Each school board in Ontario has at least 1 ETFO Local serving members who work within that school board. Teacher Locals are present in all school boards. 1 board (James Bay) has only a Teacher Local, 10 boards have DECE (Dedicated Early Childhood Educator) Locals, 2 boards have ESP and one of those 2 (Renfrew County) also has a PSP Local.

The objectives and priorities of ETFO are contained in the constitution:

While all boards now have DECEs as a result of the implementation of Full Day Kindergarten for children aged 4 – 6, not all of those educators are represented by ETFO.
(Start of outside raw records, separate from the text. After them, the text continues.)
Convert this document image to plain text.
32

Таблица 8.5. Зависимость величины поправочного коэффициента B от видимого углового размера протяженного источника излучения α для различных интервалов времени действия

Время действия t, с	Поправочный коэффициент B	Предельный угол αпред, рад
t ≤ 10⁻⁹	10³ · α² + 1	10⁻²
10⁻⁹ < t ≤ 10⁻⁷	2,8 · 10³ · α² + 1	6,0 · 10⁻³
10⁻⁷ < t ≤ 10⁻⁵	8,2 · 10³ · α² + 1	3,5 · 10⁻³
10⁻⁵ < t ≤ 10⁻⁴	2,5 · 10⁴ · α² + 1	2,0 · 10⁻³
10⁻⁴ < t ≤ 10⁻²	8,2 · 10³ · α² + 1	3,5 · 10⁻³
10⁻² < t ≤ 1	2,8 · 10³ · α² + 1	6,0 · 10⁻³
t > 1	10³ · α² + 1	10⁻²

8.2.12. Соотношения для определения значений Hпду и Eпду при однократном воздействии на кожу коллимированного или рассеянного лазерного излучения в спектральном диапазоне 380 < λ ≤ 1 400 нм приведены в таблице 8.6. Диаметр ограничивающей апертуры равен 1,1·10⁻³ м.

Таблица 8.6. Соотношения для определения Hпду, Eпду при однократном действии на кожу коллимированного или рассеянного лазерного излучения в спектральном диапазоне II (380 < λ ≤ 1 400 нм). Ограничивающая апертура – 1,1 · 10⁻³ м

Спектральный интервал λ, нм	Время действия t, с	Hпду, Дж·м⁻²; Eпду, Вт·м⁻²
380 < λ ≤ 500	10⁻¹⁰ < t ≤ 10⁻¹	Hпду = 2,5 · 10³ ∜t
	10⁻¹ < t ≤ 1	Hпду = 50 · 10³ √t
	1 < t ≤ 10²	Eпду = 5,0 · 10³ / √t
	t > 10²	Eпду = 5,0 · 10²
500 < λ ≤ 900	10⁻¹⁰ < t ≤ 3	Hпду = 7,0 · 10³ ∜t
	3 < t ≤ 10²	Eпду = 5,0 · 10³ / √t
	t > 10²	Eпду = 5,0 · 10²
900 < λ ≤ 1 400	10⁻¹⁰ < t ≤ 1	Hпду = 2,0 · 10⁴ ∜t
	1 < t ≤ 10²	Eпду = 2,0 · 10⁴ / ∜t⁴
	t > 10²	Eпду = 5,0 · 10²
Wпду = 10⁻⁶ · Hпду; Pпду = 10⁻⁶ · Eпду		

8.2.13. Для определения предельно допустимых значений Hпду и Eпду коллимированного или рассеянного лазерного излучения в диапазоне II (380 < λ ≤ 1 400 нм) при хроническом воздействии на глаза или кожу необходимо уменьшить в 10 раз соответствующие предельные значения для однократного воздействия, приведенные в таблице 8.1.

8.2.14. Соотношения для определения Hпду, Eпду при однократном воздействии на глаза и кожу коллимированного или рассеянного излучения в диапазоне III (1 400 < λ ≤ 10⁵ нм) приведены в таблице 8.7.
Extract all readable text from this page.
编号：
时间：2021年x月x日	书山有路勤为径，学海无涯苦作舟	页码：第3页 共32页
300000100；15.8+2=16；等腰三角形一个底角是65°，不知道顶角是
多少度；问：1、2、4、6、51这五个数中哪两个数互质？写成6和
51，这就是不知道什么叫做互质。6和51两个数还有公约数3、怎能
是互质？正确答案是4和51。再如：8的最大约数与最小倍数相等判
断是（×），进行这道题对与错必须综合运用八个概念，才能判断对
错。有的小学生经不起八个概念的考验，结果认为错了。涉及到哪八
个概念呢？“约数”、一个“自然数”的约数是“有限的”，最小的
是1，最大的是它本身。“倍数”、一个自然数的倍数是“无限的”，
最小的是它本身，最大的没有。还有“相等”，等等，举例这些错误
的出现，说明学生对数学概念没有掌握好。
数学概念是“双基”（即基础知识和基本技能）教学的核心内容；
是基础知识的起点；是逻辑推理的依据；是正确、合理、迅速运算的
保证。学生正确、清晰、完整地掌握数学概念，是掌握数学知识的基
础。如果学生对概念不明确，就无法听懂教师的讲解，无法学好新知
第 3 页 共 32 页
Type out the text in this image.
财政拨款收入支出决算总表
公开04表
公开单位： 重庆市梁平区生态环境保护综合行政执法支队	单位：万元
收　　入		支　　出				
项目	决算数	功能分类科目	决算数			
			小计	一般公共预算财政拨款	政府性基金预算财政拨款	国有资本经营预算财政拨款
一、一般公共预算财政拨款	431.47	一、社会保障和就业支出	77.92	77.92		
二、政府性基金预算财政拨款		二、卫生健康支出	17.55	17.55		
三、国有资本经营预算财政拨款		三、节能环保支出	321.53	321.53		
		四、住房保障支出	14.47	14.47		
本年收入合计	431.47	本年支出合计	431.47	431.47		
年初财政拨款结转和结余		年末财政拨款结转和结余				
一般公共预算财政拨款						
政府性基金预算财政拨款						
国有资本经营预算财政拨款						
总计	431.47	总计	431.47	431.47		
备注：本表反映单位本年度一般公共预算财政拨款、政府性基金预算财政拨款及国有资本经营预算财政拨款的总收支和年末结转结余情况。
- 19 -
| Region | Teacher Local | OT Local | DECE Local | ESP and PSP Local |
|---|---|---|---|---|
| Algoma | Teacher | OT |  |  |
| Avon Maitland | Teacher | OT |  |  |
| Bluewater | Teacher | OT |  |  |
| Durham | Teacher | OT | DECE and Catholic DECE |  |
| Grand Erie | Teacher | OT | DECE |  |
| Greater Essex County | Teacher | OT |  |  |
| Halton | Teacher | OT | DECE |  |
| Hamilton-Wentworth | Teacher | OT | DECE |  |
| Hastings-Prince Edward | Teacher | OT |  |  |
| James Bay | Teacher |  |  |  |
| Kawartha Pine Ridge | Teacher | OT |  |  |
| Keewatin-Patricia | Teacher | OT |  |  |
| Lakehead | Teacher | OT |  |  |
| Lambton Kent | Teacher | OT |  |  |
| Limestone | Teacher | OT |  |  |
| Near North | Teacher | OT |  |  |
| Niagara | Teacher | OT |  |  |
| Ontario North East | Teacher | OT |  |  |
| Ottawa-Carleton | Teacher | OT |  |  |
| Peel | Teacher | OT |  |  |
| Rainbow | Teacher | OT | DECE |  |
| Rainy River District | Teacher | OT |  | ESP |
| Renfrew County | Teacher | OT |  | ESP and PSP |
| Simcoe County | Teacher | OT | DECE |  |
| Superior Greenstone | Teacher | OT |  |  |
| Thames Valley | Teacher | OT |  |  |
| Toronto | Teacher | OT | Catholic DECE |  |
| Trillium Lakelands | Teacher | OT | DECE |  |
| Upper Canada | Teacher | OT |  |  |
| Upper Grand | Teacher | OT |  |  |
| Waterloo Region | Teacher | OT | DECE |  |
| York Region | Teacher | OT |  |  |

==Advocacy and equity==

ETFO has been seen as a leader among teachers' federations on equity issues. With 80%+ female members, ETFO is particularly active in its support for women's participation and leadership.

The ETFO Executive has adopted this definition of equity:

ETFO recognizes that we live in a society characterized by individual and systemic discrimination against particular groups. Within this context, ETFO defines equity as fairness achieved through proactive measures which result in equality for all.